Read more: Doctor: Savio’s death wasn’t an accident
Stacy Peterson’s minister, the Rev. Neil Schori, told the jury that Stacy confided in him that Drew Peterson killed Savio. According to Schori, Stacy told him that one night, she woke up and noticed Peterson missing from bed. This was the same night Savio died.
Schori testified that Stacy also told him that when Peterson got home, he washed his clothes and Stacy saw women’s clothing that was not hers. Stacy allegedly told Schori that Peterson later coached her on what to say to the police.
Read more: Stacy said Drew Peterson was a killer
The defense's case
After the prosecution rested, defense attorney Steve Greenberg motioned for a judgment of acquittal. He argued the prosecution had “not provided any evidence as to the when, how, or who with respect to this particular incident, or disproved that it was an accident.”
Judge Burmila denied the motion and the defense began its case.
Dr. Jeffery Jentzen, a forensic pathologist, testified that Savio died from a fall in the bathtub.
“It’s my opinion that she died from drowning, and the manner of death is accidental," he said. "She slipped and fell, she struck the left side of her body … She sustained a head injury, she was rendered unconscious, and in an unconscious state she drowned in the tub,” said Jentzen.
Harry Smith, Savio’s former divorce attorney, testified that Stacy Peterson planned to divorce Drew Peterson and talked to him about whether she could use the knowledge that Peterson killed Savio as “leverage” in her divorce. “She wanted to know if, in my opinion, the fact that he’d killed Kathy could be used against him,” said Smith. When he testified, Smith was not allowed to mention Stacy’s disappearance on the witness stand.

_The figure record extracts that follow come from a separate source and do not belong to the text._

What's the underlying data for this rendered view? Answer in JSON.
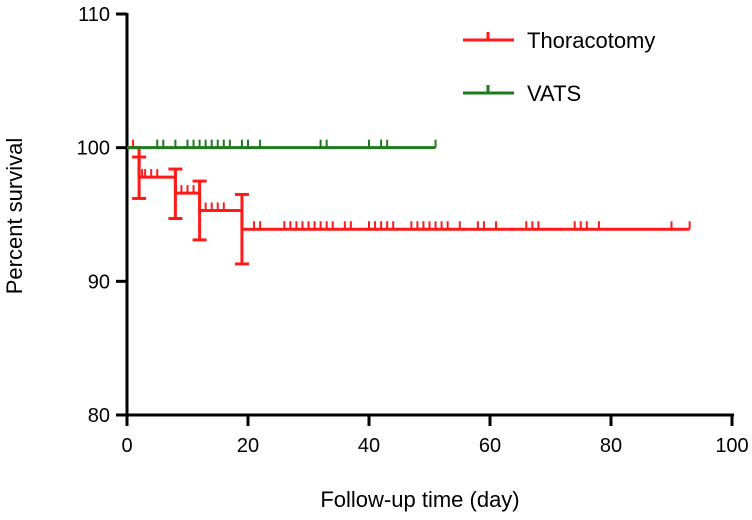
{
  "chart_data": {
    "type": "line",
    "title": "",
    "xlabel": "Follow-up time (day)",
    "ylabel": "Percent survival",
    "xlim": [
      0,
      100
    ],
    "ylim": [
      80,
      110
    ],
    "xticks": [
      "0",
      "20",
      "40",
      "60",
      "80",
      "100"
    ],
    "yticks": [
      "80",
      "90",
      "100",
      "110"
    ],
    "legend_position": "top-right",
    "grid": false,
    "series": [
      {
        "name": "Thoracotomy",
        "color": "#ff1a1a",
        "steps": [
          [
            0,
            100
          ],
          [
            2,
            97.8
          ],
          [
            8,
            96.6
          ],
          [
            12,
            95.3
          ],
          [
            19,
            93.9
          ],
          [
            93,
            93.9
          ]
        ],
        "error_bars": [
          {
            "x": 2,
            "low": 96.2,
            "high": 99.3
          },
          {
            "x": 8,
            "low": 94.7,
            "high": 98.4
          },
          {
            "x": 12,
            "low": 93.1,
            "high": 97.5
          },
          {
            "x": 19,
            "low": 91.3,
            "high": 96.5
          }
        ],
        "censored": [
          1,
          2.5,
          3,
          4,
          5,
          9,
          10,
          11,
          13,
          14,
          15,
          16,
          21,
          22,
          26,
          27,
          28,
          29,
          30,
          31,
          32,
          33,
          34,
          36,
          37,
          40,
          41,
          42,
          43,
          44,
          47,
          48,
          49,
          50,
          51,
          52,
          53,
          55,
          58,
          59,
          61,
          66,
          67,
          68,
          74,
          75,
          76,
          78,
          90,
          93
        ]
      },
      {
        "name": "VATS",
        "color": "#1e7a1e",
        "steps": [
          [
            0,
            100
          ],
          [
            51,
            100
          ]
        ],
        "error_bars": [],
        "censored": [
          5,
          6,
          8,
          10,
          11,
          12,
          13,
          14,
          15,
          16,
          17,
          19,
          20,
          22,
          32,
          33,
          40,
          42,
          43,
          51
        ]
      }
    ]
  }
}
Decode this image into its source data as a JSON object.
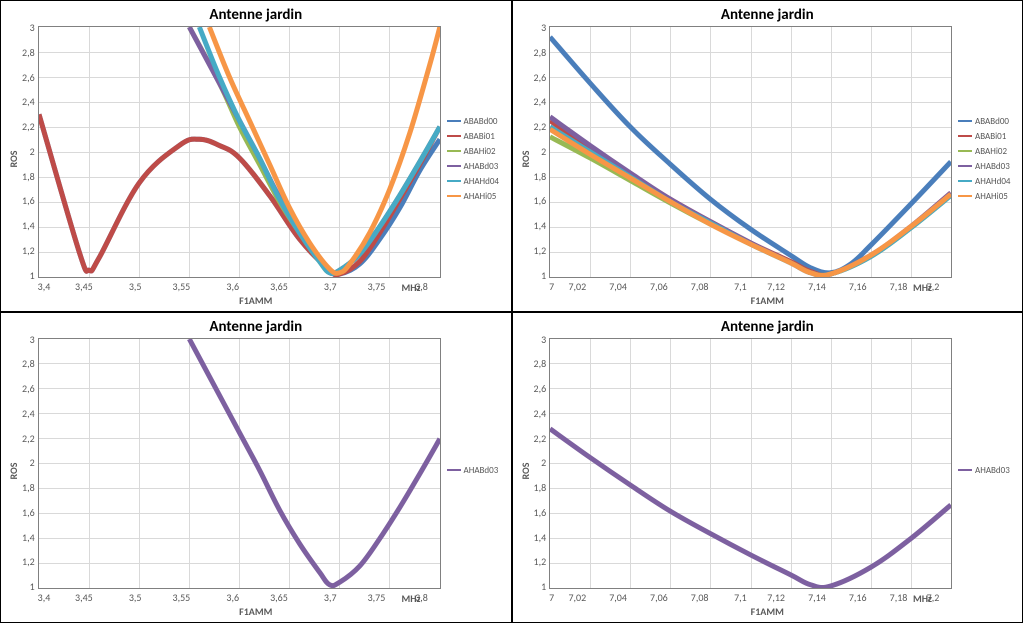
{
  "charts": [
    {
      "title": "Antenne jardin",
      "ylabel": "ROS",
      "xlabel_left": "F1AMM",
      "xlabel_right": "MHz",
      "xlim": [
        3.4,
        3.8
      ],
      "ylim": [
        1,
        3
      ],
      "xticks": [
        "3,4",
        "3,45",
        "3,5",
        "3,55",
        "3,6",
        "3,65",
        "3,7",
        "3,75",
        "3,8"
      ],
      "yticks": [
        "3",
        "2,8",
        "2,6",
        "2,4",
        "2,2",
        "2",
        "1,8",
        "1,6",
        "1,4",
        "1,2",
        "1"
      ],
      "grid_color": "#d9d9d9",
      "line_width": 2,
      "series": [
        {
          "label": "ABABd00",
          "color": "#4a7ebb",
          "points": [
            [
              3.4,
              2.3
            ],
            [
              3.44,
              1.2
            ],
            [
              3.45,
              1.05
            ],
            [
              3.46,
              1.15
            ],
            [
              3.5,
              1.75
            ],
            [
              3.54,
              2.05
            ],
            [
              3.56,
              2.1
            ],
            [
              3.58,
              2.05
            ],
            [
              3.6,
              1.95
            ],
            [
              3.63,
              1.65
            ],
            [
              3.66,
              1.3
            ],
            [
              3.69,
              1.05
            ],
            [
              3.7,
              1.02
            ],
            [
              3.72,
              1.1
            ],
            [
              3.74,
              1.3
            ],
            [
              3.76,
              1.55
            ],
            [
              3.78,
              1.85
            ],
            [
              3.8,
              2.1
            ]
          ]
        },
        {
          "label": "ABABi01",
          "color": "#be4b48",
          "points": [
            [
              3.4,
              2.3
            ],
            [
              3.44,
              1.2
            ],
            [
              3.45,
              1.05
            ],
            [
              3.46,
              1.15
            ],
            [
              3.5,
              1.75
            ],
            [
              3.54,
              2.05
            ],
            [
              3.56,
              2.1
            ],
            [
              3.58,
              2.05
            ],
            [
              3.6,
              1.95
            ],
            [
              3.63,
              1.65
            ],
            [
              3.66,
              1.3
            ],
            [
              3.69,
              1.05
            ],
            [
              3.7,
              1.02
            ],
            [
              3.72,
              1.12
            ],
            [
              3.74,
              1.35
            ],
            [
              3.76,
              1.62
            ],
            [
              3.78,
              1.9
            ],
            [
              3.8,
              2.2
            ]
          ]
        },
        {
          "label": "ABAHi02",
          "color": "#98b954",
          "points": [
            [
              3.55,
              3.0
            ],
            [
              3.58,
              2.55
            ],
            [
              3.6,
              2.2
            ],
            [
              3.62,
              1.9
            ],
            [
              3.64,
              1.6
            ],
            [
              3.66,
              1.35
            ],
            [
              3.68,
              1.12
            ],
            [
              3.69,
              1.03
            ],
            [
              3.7,
              1.05
            ],
            [
              3.72,
              1.18
            ],
            [
              3.74,
              1.4
            ],
            [
              3.76,
              1.65
            ],
            [
              3.78,
              1.92
            ],
            [
              3.8,
              2.2
            ]
          ]
        },
        {
          "label": "AHABd03",
          "color": "#7d60a0",
          "points": [
            [
              3.55,
              3.0
            ],
            [
              3.57,
              2.7
            ],
            [
              3.6,
              2.25
            ],
            [
              3.62,
              1.95
            ],
            [
              3.64,
              1.63
            ],
            [
              3.66,
              1.36
            ],
            [
              3.68,
              1.13
            ],
            [
              3.69,
              1.03
            ],
            [
              3.7,
              1.05
            ],
            [
              3.72,
              1.18
            ],
            [
              3.74,
              1.4
            ],
            [
              3.76,
              1.65
            ],
            [
              3.78,
              1.92
            ],
            [
              3.8,
              2.2
            ]
          ]
        },
        {
          "label": "AHAHd04",
          "color": "#46aac5",
          "points": [
            [
              3.56,
              3.0
            ],
            [
              3.58,
              2.6
            ],
            [
              3.6,
              2.25
            ],
            [
              3.62,
              1.95
            ],
            [
              3.64,
              1.62
            ],
            [
              3.66,
              1.35
            ],
            [
              3.68,
              1.12
            ],
            [
              3.69,
              1.03
            ],
            [
              3.7,
              1.05
            ],
            [
              3.72,
              1.18
            ],
            [
              3.74,
              1.4
            ],
            [
              3.76,
              1.65
            ],
            [
              3.78,
              1.92
            ],
            [
              3.8,
              2.2
            ]
          ]
        },
        {
          "label": "AHAHi05",
          "color": "#f79646",
          "points": [
            [
              3.57,
              3.0
            ],
            [
              3.59,
              2.6
            ],
            [
              3.61,
              2.25
            ],
            [
              3.63,
              1.9
            ],
            [
              3.65,
              1.55
            ],
            [
              3.67,
              1.27
            ],
            [
              3.69,
              1.06
            ],
            [
              3.7,
              1.03
            ],
            [
              3.71,
              1.1
            ],
            [
              3.73,
              1.35
            ],
            [
              3.75,
              1.7
            ],
            [
              3.77,
              2.15
            ],
            [
              3.79,
              2.7
            ],
            [
              3.8,
              3.0
            ]
          ]
        }
      ]
    },
    {
      "title": "Antenne jardin",
      "ylabel": "ROS",
      "xlabel_left": "F1AMM",
      "xlabel_right": "MHz",
      "xlim": [
        7.0,
        7.2
      ],
      "ylim": [
        1,
        3
      ],
      "xticks": [
        "7",
        "7,02",
        "7,04",
        "7,06",
        "7,08",
        "7,1",
        "7,12",
        "7,14",
        "7,16",
        "7,18",
        "7,2"
      ],
      "yticks": [
        "3",
        "2,8",
        "2,6",
        "2,4",
        "2,2",
        "2",
        "1,8",
        "1,6",
        "1,4",
        "1,2",
        "1"
      ],
      "grid_color": "#d9d9d9",
      "line_width": 2,
      "series": [
        {
          "label": "ABABd00",
          "color": "#4a7ebb",
          "points": [
            [
              7.0,
              2.92
            ],
            [
              7.02,
              2.55
            ],
            [
              7.04,
              2.2
            ],
            [
              7.06,
              1.9
            ],
            [
              7.08,
              1.62
            ],
            [
              7.1,
              1.38
            ],
            [
              7.12,
              1.17
            ],
            [
              7.13,
              1.07
            ],
            [
              7.14,
              1.03
            ],
            [
              7.15,
              1.1
            ],
            [
              7.16,
              1.25
            ],
            [
              7.18,
              1.58
            ],
            [
              7.2,
              1.92
            ]
          ]
        },
        {
          "label": "ABABi01",
          "color": "#be4b48",
          "points": [
            [
              7.0,
              2.25
            ],
            [
              7.02,
              2.03
            ],
            [
              7.04,
              1.82
            ],
            [
              7.06,
              1.62
            ],
            [
              7.08,
              1.44
            ],
            [
              7.1,
              1.27
            ],
            [
              7.12,
              1.12
            ],
            [
              7.13,
              1.04
            ],
            [
              7.14,
              1.02
            ],
            [
              7.16,
              1.17
            ],
            [
              7.18,
              1.4
            ],
            [
              7.2,
              1.67
            ]
          ]
        },
        {
          "label": "ABAHi02",
          "color": "#98b954",
          "points": [
            [
              7.0,
              2.12
            ],
            [
              7.02,
              1.95
            ],
            [
              7.04,
              1.77
            ],
            [
              7.06,
              1.59
            ],
            [
              7.08,
              1.42
            ],
            [
              7.1,
              1.26
            ],
            [
              7.12,
              1.11
            ],
            [
              7.13,
              1.03
            ],
            [
              7.14,
              1.02
            ],
            [
              7.16,
              1.16
            ],
            [
              7.18,
              1.39
            ],
            [
              7.2,
              1.65
            ]
          ]
        },
        {
          "label": "AHABd03",
          "color": "#7d60a0",
          "points": [
            [
              7.0,
              2.28
            ],
            [
              7.02,
              2.05
            ],
            [
              7.04,
              1.83
            ],
            [
              7.06,
              1.62
            ],
            [
              7.08,
              1.44
            ],
            [
              7.1,
              1.27
            ],
            [
              7.12,
              1.11
            ],
            [
              7.13,
              1.03
            ],
            [
              7.14,
              1.02
            ],
            [
              7.16,
              1.17
            ],
            [
              7.18,
              1.4
            ],
            [
              7.2,
              1.67
            ]
          ]
        },
        {
          "label": "AHAHd04",
          "color": "#46aac5",
          "points": [
            [
              7.0,
              2.2
            ],
            [
              7.02,
              2.0
            ],
            [
              7.04,
              1.8
            ],
            [
              7.06,
              1.6
            ],
            [
              7.08,
              1.43
            ],
            [
              7.1,
              1.26
            ],
            [
              7.12,
              1.11
            ],
            [
              7.13,
              1.03
            ],
            [
              7.14,
              1.02
            ],
            [
              7.16,
              1.16
            ],
            [
              7.18,
              1.39
            ],
            [
              7.2,
              1.65
            ]
          ]
        },
        {
          "label": "AHAHi05",
          "color": "#f79646",
          "points": [
            [
              7.0,
              2.18
            ],
            [
              7.02,
              1.98
            ],
            [
              7.04,
              1.79
            ],
            [
              7.06,
              1.6
            ],
            [
              7.08,
              1.42
            ],
            [
              7.1,
              1.26
            ],
            [
              7.12,
              1.11
            ],
            [
              7.13,
              1.03
            ],
            [
              7.14,
              1.02
            ],
            [
              7.16,
              1.17
            ],
            [
              7.18,
              1.4
            ],
            [
              7.2,
              1.66
            ]
          ]
        }
      ]
    },
    {
      "title": "Antenne jardin",
      "ylabel": "ROS",
      "xlabel_left": "F1AMM",
      "xlabel_right": "MHz",
      "xlim": [
        3.4,
        3.8
      ],
      "ylim": [
        1,
        3
      ],
      "xticks": [
        "3,4",
        "3,45",
        "3,5",
        "3,55",
        "3,6",
        "3,65",
        "3,7",
        "3,75",
        "3,8"
      ],
      "yticks": [
        "3",
        "2,8",
        "2,6",
        "2,4",
        "2,2",
        "2",
        "1,8",
        "1,6",
        "1,4",
        "1,2",
        "1"
      ],
      "grid_color": "#d9d9d9",
      "line_width": 2,
      "series": [
        {
          "label": "AHABd03",
          "color": "#7d60a0",
          "points": [
            [
              3.55,
              3.0
            ],
            [
              3.57,
              2.7
            ],
            [
              3.6,
              2.25
            ],
            [
              3.62,
              1.95
            ],
            [
              3.64,
              1.63
            ],
            [
              3.66,
              1.36
            ],
            [
              3.68,
              1.13
            ],
            [
              3.69,
              1.03
            ],
            [
              3.7,
              1.05
            ],
            [
              3.72,
              1.18
            ],
            [
              3.74,
              1.4
            ],
            [
              3.76,
              1.65
            ],
            [
              3.78,
              1.92
            ],
            [
              3.8,
              2.2
            ]
          ]
        }
      ]
    },
    {
      "title": "Antenne jardin",
      "ylabel": "ROS",
      "xlabel_left": "F1AMM",
      "xlabel_right": "MHz",
      "xlim": [
        7.0,
        7.2
      ],
      "ylim": [
        1,
        3
      ],
      "xticks": [
        "7",
        "7,02",
        "7,04",
        "7,06",
        "7,08",
        "7,1",
        "7,12",
        "7,14",
        "7,16",
        "7,18",
        "7,2"
      ],
      "yticks": [
        "3",
        "2,8",
        "2,6",
        "2,4",
        "2,2",
        "2",
        "1,8",
        "1,6",
        "1,4",
        "1,2",
        "1"
      ],
      "grid_color": "#d9d9d9",
      "line_width": 2,
      "series": [
        {
          "label": "AHABd03",
          "color": "#7d60a0",
          "points": [
            [
              7.0,
              2.28
            ],
            [
              7.02,
              2.05
            ],
            [
              7.04,
              1.83
            ],
            [
              7.06,
              1.62
            ],
            [
              7.08,
              1.44
            ],
            [
              7.1,
              1.27
            ],
            [
              7.12,
              1.11
            ],
            [
              7.13,
              1.03
            ],
            [
              7.14,
              1.02
            ],
            [
              7.16,
              1.17
            ],
            [
              7.18,
              1.4
            ],
            [
              7.2,
              1.67
            ]
          ]
        }
      ]
    }
  ]
}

Peterson and Savio’s eldest son took the stand in his father’s defense and testified that he has never suspected his father of killing his mother. Thomas Peterson told the jury that he was voluntarily in court because he believed in his father’s innocence.
Almost five weeks after the trial began, the defense rested its case. Moments before, Peterson told the judge, “I will not testify.”
On Tuesday, prosecutor Chris Koch began his closing arguments asking the jury to use “common sense” during deliberations.
"I ask you to keep in mind common sense, common sense. Because it is clear that this man murdered Kathleen Savio," said Koch.
Koch also argued that it would be impossible for Savio to sustain multiple injuries from just a slip in the tub.
“We have left, front injuries, left-side injuries, left-back injuries, right injuries, right and left injuries. So it's not just one side of her body; it's multiple sides, four sides. How can you get that in one fall? You can't. You can't do it. It's not possible," said Koch.
Defense attorney Joe Lopez said during his closing argument that America’s founding fathers would be sickened by the evidence the prosecution presented during its case.
“The Framers of the Constitution would barf at this evidence. There’s nothing but doubt in this case," Lopez said. "People get on the TV and lie, just like they do in this courtroom… People lie when it’s for their own agenda.”